The years since, though, the feelings I had, of living a lie to him, coming out to him, they have made me decide that there is something incredibly harmful to the person who gets married to the closeted person who is staying closeted because of obedience. They are not getting an honest partner - if you want to borrow Christian parlance, they are “unequally yoked.” Intimacy as duty, without passion or joy, is practically the same thing as being a prostitute. As I have sat with all these feelings and examined them over the past several years, I have decided I cannot live dishonestly. I am a lesbian, and that is the end of it. The thing was, I still struggle to let go of Christianity, and people have moved on and many churches became LGBTQ inclusive, so I began visiting denominations that nationally are supposed to be inclusive…
…and didn’t see any outright acceptance of LGBTQ people after several months at the first one. Not to be deterred, I googled “LGBTQ affirming churches in my town” and went to the top answer. They were a large church with lots of small groups. I plugged in to a couple and kind of started watching for affirmation. After the previous experience, and knowing I was in a rural red state, I still decided it was better to watch. Again I saw nothing that really stood out as affirming. So this time I made an appointment to visit with the pastor. I asked him directly about their position on LGBTQ, and explained my history, and found out I had ended up in the same churches that I had grown up in. He praised my surrendered wifehood, assured me my husband was grateful that I did the right things in the eyes of the Lord, and assured me that a celibate lesbian was acceptable to their beliefs.
I had read once that lesbians dislike celibate lesbians even more than closeted ones. As I digested our conversation over time, I realized something pretty important, and if you are a conservative Christian who loves to discuss how much you love the sinner but hate the sin, please, set aside all that you “know” to kind of listen, please. Please read this whole thing and sit with it for awhile. I haven’t found a girlfriend. Though I joke about being a virgin lesbian, I can’t say whether or not I will. That is NOT the point.
When a church describes something so integral as who I am attracted to as an abomination, which is the most hideous, wretched possible sin in front of God, there is no way I can believe they would love me. When your leaders describe people like me as predators “grooming children” to somehow “convert them” to my “depravity,” there is no way I can enter the door of that church and believe that every smile, every word spoken to anyone, or worse, if I dare to speak to a child (I have a deep love of teenagers, having been one of the awkward kids growing up, and have plenty of now grown adults who can vouch for my good behavior, if you’re interested), I will be regarded with suspicion or pity. When I am described as sin incarnate, I cannot be welcome in that group. I’m sorry. I have lived among those kinds of churches long enough and heard the whispers enough to know better. There may be believers within that church who have changed their minds, but the church culture will still very much condemn the “sinners” they love.

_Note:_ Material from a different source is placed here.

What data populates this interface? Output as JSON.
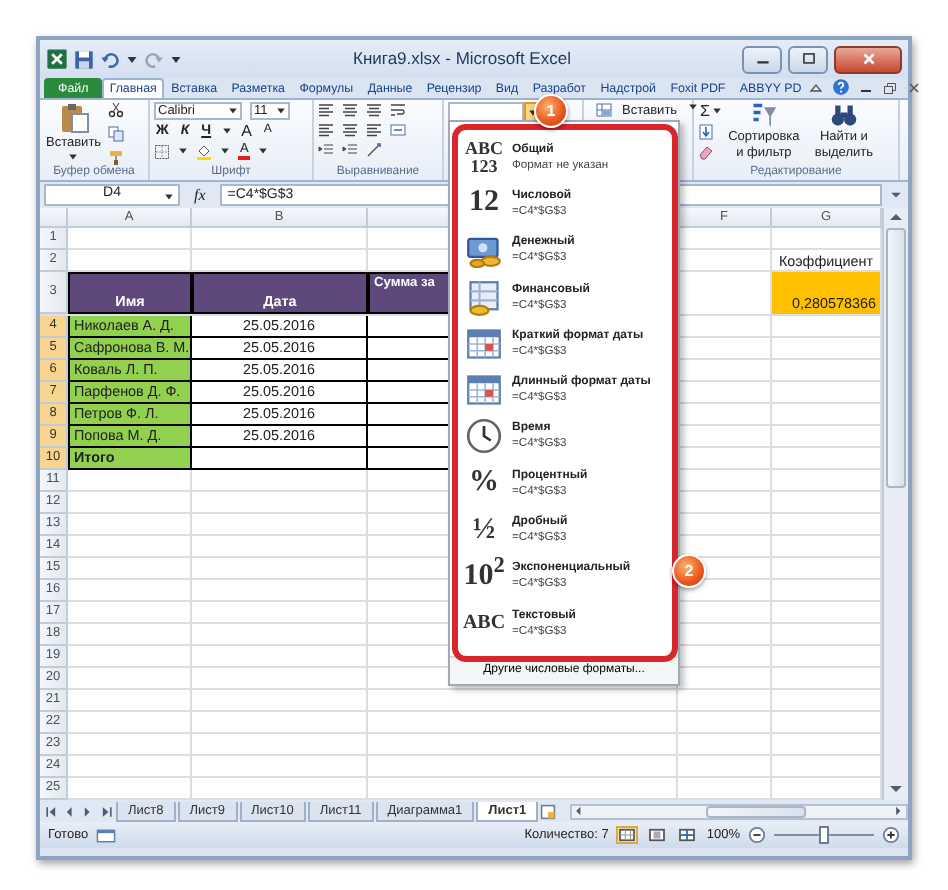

So the church search is ongoing, but in this article the church is just the final catalyst to my publicly coming out. The pressures of the current political changes, where trans people have been erased and Project2025 has multiple points where it points to getting back to “the traditional family of one man, one woman…” I do not believe I have an option to be hidden. Our government is removing trans identity at a fast pace, and some language suggests their plan is to reframe it as a mental illness. Homosexuality was also classified as a mental illness in the early and mid-20th century, and the EO that allows local governments to civilly commit homeless people who are “mentally ill” and not able to maintain a home for themselves is alarming.
I don’t have a right to stay silent or hide anymore. I believe the most ethical thing is to be honest about who I am, rather than playing the role that someone’s church assigns to me. It doesn’t mean I am only a lesbian any more than saying I have hazel eyes means I don’t have a nose. Understand that I am a complex person when I add this to my description: I am a lesbian.